In field tests, Syngenta has demonstrated that Miravis Ace can be sprayed as early as 50 percent head emergence, without sacrificing efficacy or yield. And because it delivers excellent control of Fusarium head scab, Miravis Ace can help reduce levels of the profit-robbing mycotoxin deoxynivalenol, also known as DON or vomitoxin.

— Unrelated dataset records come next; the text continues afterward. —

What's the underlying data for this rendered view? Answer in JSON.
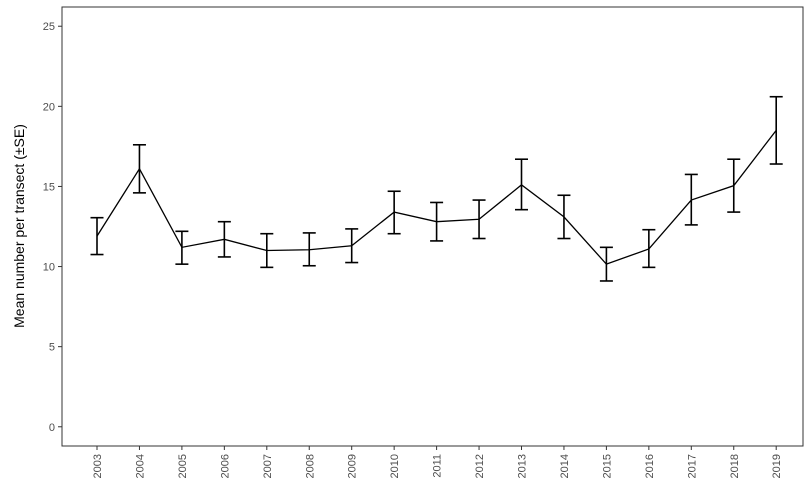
{
  "chart_data": {
    "type": "line",
    "title": "",
    "xlabel": "",
    "ylabel": "Mean number per transect (±SE)",
    "x": [
      "2003",
      "2004",
      "2005",
      "2006",
      "2007",
      "2008",
      "2009",
      "2010",
      "2011",
      "2012",
      "2013",
      "2014",
      "2015",
      "2016",
      "2017",
      "2018",
      "2019"
    ],
    "series": [
      {
        "values": [
          11.9,
          16.1,
          11.2,
          11.7,
          11.0,
          11.05,
          11.3,
          13.4,
          12.8,
          12.95,
          15.1,
          13.1,
          10.15,
          11.1,
          14.15,
          15.05,
          18.5
        ],
        "lower": [
          10.75,
          14.6,
          10.15,
          10.6,
          9.95,
          10.05,
          10.25,
          12.05,
          11.6,
          11.75,
          13.55,
          11.75,
          9.1,
          9.95,
          12.6,
          13.4,
          16.4
        ],
        "upper": [
          13.05,
          17.6,
          12.2,
          12.8,
          12.05,
          12.1,
          12.35,
          14.7,
          14.0,
          14.15,
          16.7,
          14.45,
          11.2,
          12.3,
          15.75,
          16.7,
          20.6
        ]
      }
    ],
    "yticks": [
      0,
      5,
      10,
      15,
      20,
      25
    ],
    "ylim": [
      -1.2,
      26.2
    ],
    "grid": false,
    "legend": "none",
    "colors": {
      "line": "#000000",
      "axis": "#333333",
      "tick_text": "#4d4d4d"
    }
  }
}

A healthy stand of corn flourishes on Forsyth’s farm.

A Tailor-Made Portfolio

With the introduction of the Miravis brands, row-crop growers now have four potent fungicides to choose from to fight the specific diseases that threaten their crops, Johnson notes.

“Unlike the repackaging and rebranding of old technology we’re seeing in some products, these brands contain game-changing molecules,” he says. “Solatenol already has completely changed row-crop disease control and plant-health protection as we know it, and Adepidyn will soon follow suit. Once growers try these products, they won’t go back.”